Васил Левский | страница 2
Насколько удалась она, пусть судит читатель.
ЧАСТЬ ПЕРВАЯ
ГЛАВА ПЕРВАЯ
РУКОДЕЛЬНЫЙ ГОРОД
Ночь пала на землю внезапно, как бывает на юге, в горах.
Два путника — один в длинной черной рясе, с высокой камилавкой на голове, другой совсем еще мальчик, с котомкой за плечами — поспешно пробирались по обезлюдевшему городку.
Показалась приземистая церквушка святой богородицы.
— Теперь уже недалеко, Васил, — подбодрил старший мальчика.
Когда вошли в церковный двор, облегченно вздохнули.
У церковной сторожки остановились. В оконце теплилась одинокая свеча. Постучали. Скрипнула дверь, и во двор вышел старый клисар — церковный служка. Узнав своих, поклонился, сказал:
— Добре дошли!
Путники осведомились, все ли в порядке, и, получив утвердительный ответ, пошли дальше.

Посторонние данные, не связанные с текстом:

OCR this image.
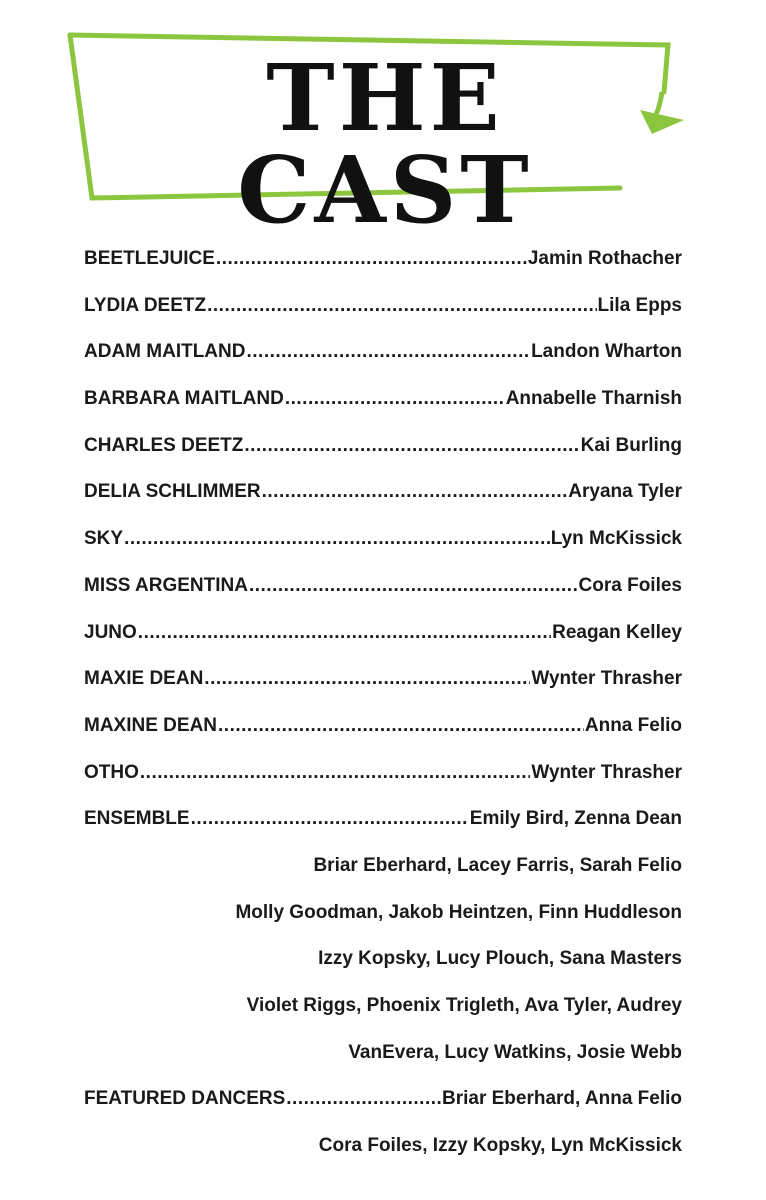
THE CAST
BEETLEJUICE .....	Jamin Rothacher
LYDIA DEETZ .....	Lila Epps
ADAM MAITLAND .....	Landon Wharton
BARBARA MAITLAND .....	Annabelle Tharnish
CHARLES DEETZ .....	Kai Burling
DELIA SCHLIMMER .....	Aryana Tyler
SKY .....	Lyn McKissick
MISS ARGENTINA .....	Cora Foiles
JUNO .....	Reagan Kelley
MAXIE DEAN .....	Wynter Thrasher
MAXINE DEAN .....	Anna Felio
OTHO .....	Wynter Thrasher
ENSEMBLE .....	Emily Bird, Zenna Dean
Briar Eberhard, Lacey Farris, Sarah Felio
Molly Goodman, Jakob Heintzen, Finn Huddleson
Izzy Kopsky, Lucy Plouch, Sana Masters
Violet Riggs, Phoenix Trigleth, Ava Tyler, Audrey
VanEvera, Lucy Watkins, Josie Webb
FEATURED DANCERS .....	Briar Eberhard, Anna Felio
Cora Foiles, Izzy Kopsky, Lyn McKissick
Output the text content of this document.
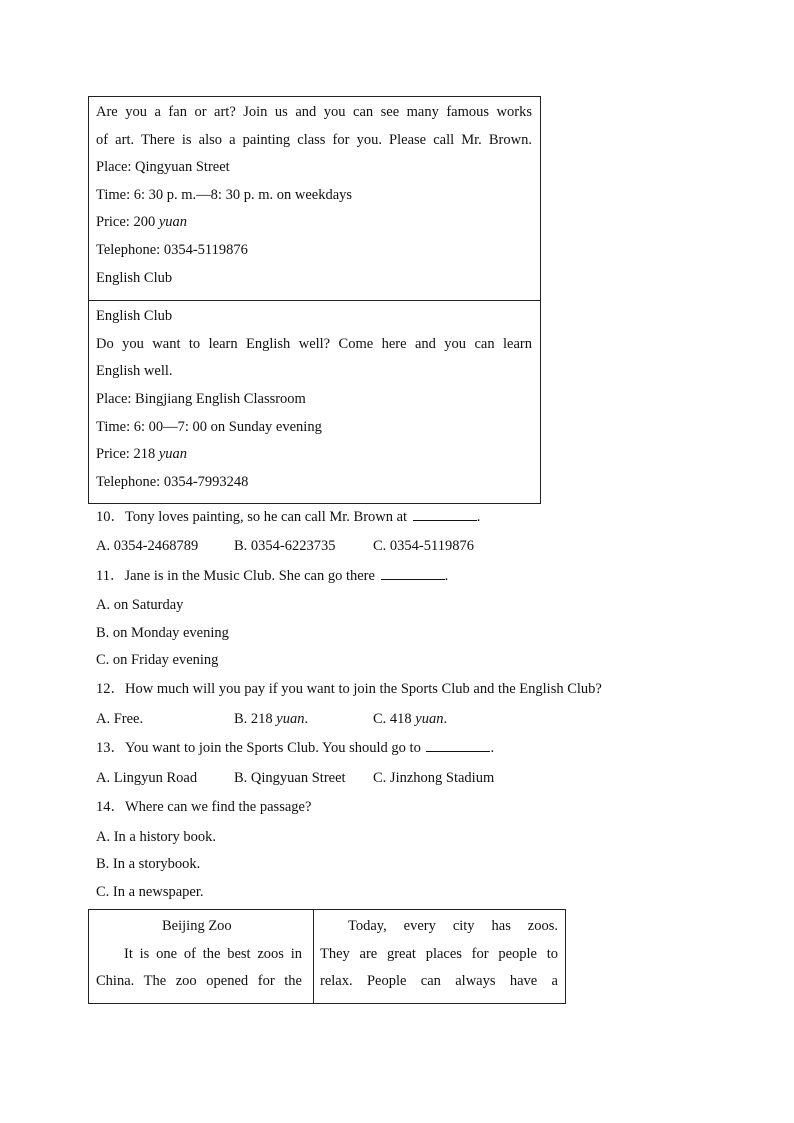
Are you a fan or art? Join us and you can see many famous works
of art. There is also a painting class for you. Please call Mr. Brown.
Place: Qingyuan Street
Time: 6: 30 p. m.—8: 30 p. m. on weekdays
Price: 200 yuan
Telephone: 0354-5119876
English Club
English Club
Do you want to learn English well? Come here and you can learn
English well.
Place: Bingjiang English Classroom
Time: 6: 00—7: 00 on Sunday evening
Price: 218 yuan
Telephone: 0354-7993248
10．Tony loves painting, so he can call Mr. Brown at	.
A. 0354-2468789 B. 0354-6223735	C. 0354-5119876
11．Jane is in the Music Club. She can go there	.
A. on Saturday
B. on Monday evening
C. on Friday evening
12．How much will you pay if you want to join the Sports Club and the English Club?
A. Free.	B. 218 yuan.	C. 418 yuan.
13．You want to join the Sports Club. You should go to	.
A. Lingyun Road	B. Qingyuan Street C. Jinzhong Stadium
14．Where can we find the passage?
A. In a history book.
B. In a storybook.
C. In a newspaper.
Beijing Zoo
It is one of the best zoos in
China. The zoo opened for the
Today, every city has zoos.
They are great places for people to
relax. People can always have a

Вдоль каменной ограды вытянулось низкое серое здание — общинное девичье училище. Желтая акация раскинула над его кровлей свои зеленые ветки. Перед входом в училище — чешма, вода из нее течет в каменное корыто и, переливаясь, узким ручейком извивается по церковному двору.
Васил припал губами к холодной струе. Напившись, принялся мыть руки, лицо.
— Ты мойся, а я пойду. Да не опоздай вечерять, — сказал старший.
— Хорошо, дядя!
Холодная вода сняла усталость. Легко вскинув на плечо котомку, мальчик зашагал к маленькой калитке. За ней, в другом дворе, монашеский скит, небольшое здание с деревянной галереей на втором этаже. Осторожно, чтобы не разбудить мирно спавших монахов, мальчик прошел в свою келью — узкую, темную каморку. Не зажигая свечи, на ощупь достал из котомки хлеб, овечий сыр и спустился вниз, к дяде.
Ужин был недолгим. Дорога разморила монаха.
— Ну, ты ешь, а я лягу.
Поев, мальчик прибрал комнату и поднялся к себе. Ныли натруженные ноги, болели плечи, и сами закрывались глаза. Сбросив обувь, пыльное платье, Васил свалился на койку.
В келье посветлело. В оконце пробился отсвет где-то за горами поднимавшейся луны.
Тишина успокаивала. Усталое тело охватила сладкая истома, мальчику показалось, что он летит куда-то в серебристую даль. Вдруг что-то остановило полет и всего встряхнуло — резко, грубо. Мальчик открыл глаза, и сознание остро, до боли пронзило:
— Урун! Тутун! [1]
Он прислушался, из тьмы доносились турецкие крики:
— Бей! Держи!
И тревожное болгарское:
— Пощадите!
Ночь прорезал леденящий душу вопль, и все стихло. Только вспугнутые собаки продолжали лаять и выть.
— О господи, опять погиб человек. За что? Мальчик зарылся лицом в подушку. Сна как не бывало. Тьма ночи наполнилась видениями недавнего.